Fazendo zoom e olhando a realidade dos portugueses, na escala micro de quem todos os meses faz contas à prestação da casa, à conta da luz, aos depósitos de combustível, a realidade é obviamente outra. Perspetiva-se risco de incumprimento no crédito, os salários da Função Pública estão longe de dar o exemplo para o discurso oficial de prosperidade, no terreno IPSS e técnicos de Segurança Social falam de famílias cada vez mais aflitas, ou mesmo a precisar do apoio de emergência alimentar que a tutela considera estar em condições de ser reduzido.
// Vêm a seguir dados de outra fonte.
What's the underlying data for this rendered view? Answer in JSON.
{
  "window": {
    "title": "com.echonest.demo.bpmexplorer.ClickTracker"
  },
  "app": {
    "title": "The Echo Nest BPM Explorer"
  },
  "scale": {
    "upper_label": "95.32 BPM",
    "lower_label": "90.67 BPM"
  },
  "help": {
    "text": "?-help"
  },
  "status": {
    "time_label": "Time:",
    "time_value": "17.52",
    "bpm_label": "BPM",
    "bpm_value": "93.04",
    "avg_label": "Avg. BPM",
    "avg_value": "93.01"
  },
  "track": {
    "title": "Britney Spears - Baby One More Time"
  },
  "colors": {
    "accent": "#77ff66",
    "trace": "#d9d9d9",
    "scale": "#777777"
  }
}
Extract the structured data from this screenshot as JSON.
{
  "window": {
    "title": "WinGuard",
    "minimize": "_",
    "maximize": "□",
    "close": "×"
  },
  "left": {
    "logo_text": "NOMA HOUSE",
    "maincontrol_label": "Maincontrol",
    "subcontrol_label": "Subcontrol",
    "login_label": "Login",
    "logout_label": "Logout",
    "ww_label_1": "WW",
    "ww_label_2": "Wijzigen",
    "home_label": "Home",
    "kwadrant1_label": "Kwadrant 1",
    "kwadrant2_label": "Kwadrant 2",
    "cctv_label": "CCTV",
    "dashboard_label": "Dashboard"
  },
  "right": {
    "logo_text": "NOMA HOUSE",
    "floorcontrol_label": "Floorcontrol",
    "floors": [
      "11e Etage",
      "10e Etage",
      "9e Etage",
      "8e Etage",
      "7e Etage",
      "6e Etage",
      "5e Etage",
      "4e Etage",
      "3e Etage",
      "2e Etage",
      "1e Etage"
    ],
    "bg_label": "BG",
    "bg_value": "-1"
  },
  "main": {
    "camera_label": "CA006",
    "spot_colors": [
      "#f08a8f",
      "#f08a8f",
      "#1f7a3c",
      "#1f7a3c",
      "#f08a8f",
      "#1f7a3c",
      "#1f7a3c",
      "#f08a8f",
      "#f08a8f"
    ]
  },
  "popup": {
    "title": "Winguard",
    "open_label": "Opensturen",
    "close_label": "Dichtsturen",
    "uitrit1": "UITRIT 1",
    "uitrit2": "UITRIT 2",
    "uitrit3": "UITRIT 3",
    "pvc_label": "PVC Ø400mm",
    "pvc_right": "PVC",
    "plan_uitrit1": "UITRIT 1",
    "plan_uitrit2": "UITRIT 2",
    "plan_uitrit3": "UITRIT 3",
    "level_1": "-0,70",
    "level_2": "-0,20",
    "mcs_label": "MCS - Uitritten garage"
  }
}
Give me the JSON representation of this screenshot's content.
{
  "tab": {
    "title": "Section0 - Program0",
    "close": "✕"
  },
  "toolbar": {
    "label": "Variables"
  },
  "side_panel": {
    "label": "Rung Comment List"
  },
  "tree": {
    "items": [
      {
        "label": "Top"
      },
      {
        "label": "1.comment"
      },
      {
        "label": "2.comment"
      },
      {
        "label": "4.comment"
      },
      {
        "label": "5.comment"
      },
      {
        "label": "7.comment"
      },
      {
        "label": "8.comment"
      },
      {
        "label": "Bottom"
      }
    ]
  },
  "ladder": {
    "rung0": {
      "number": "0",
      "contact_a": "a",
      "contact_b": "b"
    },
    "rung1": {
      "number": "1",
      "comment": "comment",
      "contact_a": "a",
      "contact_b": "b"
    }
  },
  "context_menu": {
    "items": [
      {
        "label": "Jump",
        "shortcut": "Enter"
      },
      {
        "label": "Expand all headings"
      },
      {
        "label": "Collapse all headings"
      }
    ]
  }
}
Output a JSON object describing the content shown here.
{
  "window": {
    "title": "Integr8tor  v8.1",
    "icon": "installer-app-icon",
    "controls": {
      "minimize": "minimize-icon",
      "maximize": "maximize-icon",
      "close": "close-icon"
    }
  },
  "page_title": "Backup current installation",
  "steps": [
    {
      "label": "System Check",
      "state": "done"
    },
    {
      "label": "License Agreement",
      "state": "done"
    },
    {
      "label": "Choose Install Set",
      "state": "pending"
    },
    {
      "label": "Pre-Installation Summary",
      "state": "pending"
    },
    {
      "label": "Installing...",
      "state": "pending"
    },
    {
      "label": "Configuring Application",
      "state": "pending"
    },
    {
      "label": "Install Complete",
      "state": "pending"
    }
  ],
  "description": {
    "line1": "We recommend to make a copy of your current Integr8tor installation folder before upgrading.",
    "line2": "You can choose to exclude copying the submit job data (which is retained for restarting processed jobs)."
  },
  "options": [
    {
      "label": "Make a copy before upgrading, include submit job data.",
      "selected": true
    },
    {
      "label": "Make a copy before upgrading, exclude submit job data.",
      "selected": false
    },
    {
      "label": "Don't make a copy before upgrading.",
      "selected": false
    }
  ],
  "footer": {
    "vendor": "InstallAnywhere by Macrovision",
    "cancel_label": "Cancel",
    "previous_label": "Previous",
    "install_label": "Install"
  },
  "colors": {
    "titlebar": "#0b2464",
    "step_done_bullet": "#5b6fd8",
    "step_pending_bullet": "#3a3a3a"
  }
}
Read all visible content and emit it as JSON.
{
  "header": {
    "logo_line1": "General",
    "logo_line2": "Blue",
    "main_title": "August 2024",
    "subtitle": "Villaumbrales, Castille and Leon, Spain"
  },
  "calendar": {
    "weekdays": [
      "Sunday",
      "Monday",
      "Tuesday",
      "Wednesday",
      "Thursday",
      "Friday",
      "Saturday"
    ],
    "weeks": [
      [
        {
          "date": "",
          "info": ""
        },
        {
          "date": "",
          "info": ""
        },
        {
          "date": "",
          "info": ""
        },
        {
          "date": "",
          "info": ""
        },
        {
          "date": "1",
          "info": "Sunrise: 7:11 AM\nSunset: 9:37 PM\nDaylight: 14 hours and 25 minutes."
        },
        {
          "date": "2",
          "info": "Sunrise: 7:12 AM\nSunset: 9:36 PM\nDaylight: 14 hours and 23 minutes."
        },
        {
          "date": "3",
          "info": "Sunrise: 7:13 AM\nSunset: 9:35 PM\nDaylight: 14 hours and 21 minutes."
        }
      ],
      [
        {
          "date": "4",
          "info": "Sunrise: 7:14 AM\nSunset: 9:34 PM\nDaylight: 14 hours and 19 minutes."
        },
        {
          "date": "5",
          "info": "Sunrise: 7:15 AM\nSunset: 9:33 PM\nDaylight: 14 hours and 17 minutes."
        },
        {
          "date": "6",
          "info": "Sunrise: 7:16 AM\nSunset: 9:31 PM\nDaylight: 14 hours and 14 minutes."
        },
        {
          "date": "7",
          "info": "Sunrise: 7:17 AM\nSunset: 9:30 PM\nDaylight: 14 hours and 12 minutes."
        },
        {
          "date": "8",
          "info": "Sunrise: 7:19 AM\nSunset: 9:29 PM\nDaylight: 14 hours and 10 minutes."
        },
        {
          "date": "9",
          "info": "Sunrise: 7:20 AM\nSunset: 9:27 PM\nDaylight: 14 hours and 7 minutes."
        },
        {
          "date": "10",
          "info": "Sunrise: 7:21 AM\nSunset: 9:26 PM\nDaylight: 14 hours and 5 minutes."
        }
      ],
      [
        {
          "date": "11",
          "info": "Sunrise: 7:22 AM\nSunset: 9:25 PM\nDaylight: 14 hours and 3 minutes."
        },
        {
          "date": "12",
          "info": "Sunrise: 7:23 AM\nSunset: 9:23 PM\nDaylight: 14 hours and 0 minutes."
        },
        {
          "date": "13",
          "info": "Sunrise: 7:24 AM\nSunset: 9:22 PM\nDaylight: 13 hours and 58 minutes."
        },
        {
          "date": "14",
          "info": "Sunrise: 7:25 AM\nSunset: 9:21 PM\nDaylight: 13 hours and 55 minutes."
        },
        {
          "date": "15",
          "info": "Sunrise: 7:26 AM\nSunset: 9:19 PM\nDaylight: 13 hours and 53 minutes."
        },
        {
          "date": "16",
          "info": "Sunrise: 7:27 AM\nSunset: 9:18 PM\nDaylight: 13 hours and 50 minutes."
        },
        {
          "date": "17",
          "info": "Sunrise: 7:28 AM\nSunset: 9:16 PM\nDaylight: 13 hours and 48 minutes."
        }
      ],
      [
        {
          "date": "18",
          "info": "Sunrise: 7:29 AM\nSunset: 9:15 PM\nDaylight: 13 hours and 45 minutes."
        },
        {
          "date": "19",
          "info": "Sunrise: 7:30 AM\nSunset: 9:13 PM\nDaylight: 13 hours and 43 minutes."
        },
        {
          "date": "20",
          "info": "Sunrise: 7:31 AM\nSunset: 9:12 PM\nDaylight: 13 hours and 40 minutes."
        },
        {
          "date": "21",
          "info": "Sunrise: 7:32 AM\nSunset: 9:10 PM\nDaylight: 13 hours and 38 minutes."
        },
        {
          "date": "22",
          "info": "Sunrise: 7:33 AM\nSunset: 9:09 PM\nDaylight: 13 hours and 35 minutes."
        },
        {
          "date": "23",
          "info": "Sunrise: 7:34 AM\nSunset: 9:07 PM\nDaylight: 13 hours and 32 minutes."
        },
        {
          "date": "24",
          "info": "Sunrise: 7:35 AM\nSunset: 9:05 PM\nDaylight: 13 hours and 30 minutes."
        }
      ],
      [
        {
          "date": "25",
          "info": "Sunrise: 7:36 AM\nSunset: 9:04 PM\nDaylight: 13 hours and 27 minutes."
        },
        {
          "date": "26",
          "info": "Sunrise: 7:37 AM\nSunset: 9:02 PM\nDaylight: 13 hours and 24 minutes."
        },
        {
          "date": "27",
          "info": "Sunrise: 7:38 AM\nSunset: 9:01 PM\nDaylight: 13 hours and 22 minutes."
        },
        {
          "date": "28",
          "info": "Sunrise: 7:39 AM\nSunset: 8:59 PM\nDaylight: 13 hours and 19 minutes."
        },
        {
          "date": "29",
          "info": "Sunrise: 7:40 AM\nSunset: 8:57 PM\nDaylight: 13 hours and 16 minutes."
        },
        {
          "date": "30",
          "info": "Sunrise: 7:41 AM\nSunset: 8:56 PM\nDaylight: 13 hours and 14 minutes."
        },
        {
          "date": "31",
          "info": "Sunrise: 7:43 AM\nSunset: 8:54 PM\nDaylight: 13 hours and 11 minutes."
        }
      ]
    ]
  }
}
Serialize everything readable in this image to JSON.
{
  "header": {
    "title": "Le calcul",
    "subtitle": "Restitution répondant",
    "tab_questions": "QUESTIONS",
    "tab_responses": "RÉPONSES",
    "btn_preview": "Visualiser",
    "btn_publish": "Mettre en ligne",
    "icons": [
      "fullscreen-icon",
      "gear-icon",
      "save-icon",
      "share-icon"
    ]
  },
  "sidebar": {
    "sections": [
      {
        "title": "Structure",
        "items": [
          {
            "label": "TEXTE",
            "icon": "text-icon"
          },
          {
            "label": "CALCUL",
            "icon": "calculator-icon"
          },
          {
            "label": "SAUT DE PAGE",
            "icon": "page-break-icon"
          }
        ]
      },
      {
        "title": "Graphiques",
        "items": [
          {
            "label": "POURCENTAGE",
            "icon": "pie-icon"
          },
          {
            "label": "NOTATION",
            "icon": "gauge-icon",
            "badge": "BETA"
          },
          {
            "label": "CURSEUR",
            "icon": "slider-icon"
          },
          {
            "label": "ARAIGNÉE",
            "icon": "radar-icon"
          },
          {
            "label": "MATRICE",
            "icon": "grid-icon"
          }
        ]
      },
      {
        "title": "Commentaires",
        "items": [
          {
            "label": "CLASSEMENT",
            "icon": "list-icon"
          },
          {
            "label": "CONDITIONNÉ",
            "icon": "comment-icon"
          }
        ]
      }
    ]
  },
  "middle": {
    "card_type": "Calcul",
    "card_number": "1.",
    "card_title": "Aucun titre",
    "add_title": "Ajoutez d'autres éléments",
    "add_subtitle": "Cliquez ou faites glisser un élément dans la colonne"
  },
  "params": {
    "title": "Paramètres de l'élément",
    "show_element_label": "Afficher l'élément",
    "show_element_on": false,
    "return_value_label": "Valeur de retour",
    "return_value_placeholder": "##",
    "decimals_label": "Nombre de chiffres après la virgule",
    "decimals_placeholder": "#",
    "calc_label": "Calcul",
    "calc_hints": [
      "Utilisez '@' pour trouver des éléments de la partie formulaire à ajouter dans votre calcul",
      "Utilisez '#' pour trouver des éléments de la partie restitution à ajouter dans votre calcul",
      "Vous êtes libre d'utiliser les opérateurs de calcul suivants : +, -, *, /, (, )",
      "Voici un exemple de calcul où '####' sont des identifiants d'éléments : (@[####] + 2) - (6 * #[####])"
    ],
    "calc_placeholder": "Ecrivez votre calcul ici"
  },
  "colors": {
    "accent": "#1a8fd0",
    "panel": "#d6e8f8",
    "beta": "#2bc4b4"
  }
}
E há, claro, um caso bicudo no setor da Saúde. Por mais que as contas macro apontem uma dotação orçamental que cresce 6,7% acima do PIB, no país real sucedem-se os encerramentos de serviços por falta de especialistas e as tragédias que personificam, em gente de carne e osso, as deficiências na resposta do Serviço Nacional de Saúde (SNS). Não estamos sequer a falar do esquecido Interior do país, mas de falta de equipas em cidades como Braga, Almada ou mesmo Lisboa.

Em Inglaterra, o presidente da República elogiou os profissionais de saúde que ali desenvolvem a sua atividade e lembrou que Portugal já enviou várias "centenas de Cristianos Ronaldos" para a investigação naquele país. Depois apelou ao mais difícil: que regressem às origens. Onde, poderia ter acrescentado, se vive um problema sério de recursos humanos. Essa é simultaneamente causa e consequência da dificuldade de Portugal em dar um salto qualitativo no seu paradigma de desenvolvimento. Podemos agarrar-nos a números esperançosos ou fazer discursos otimistas sobre a nossa capacidade. A realidade, essa, não muda ao ritmo do desejo.»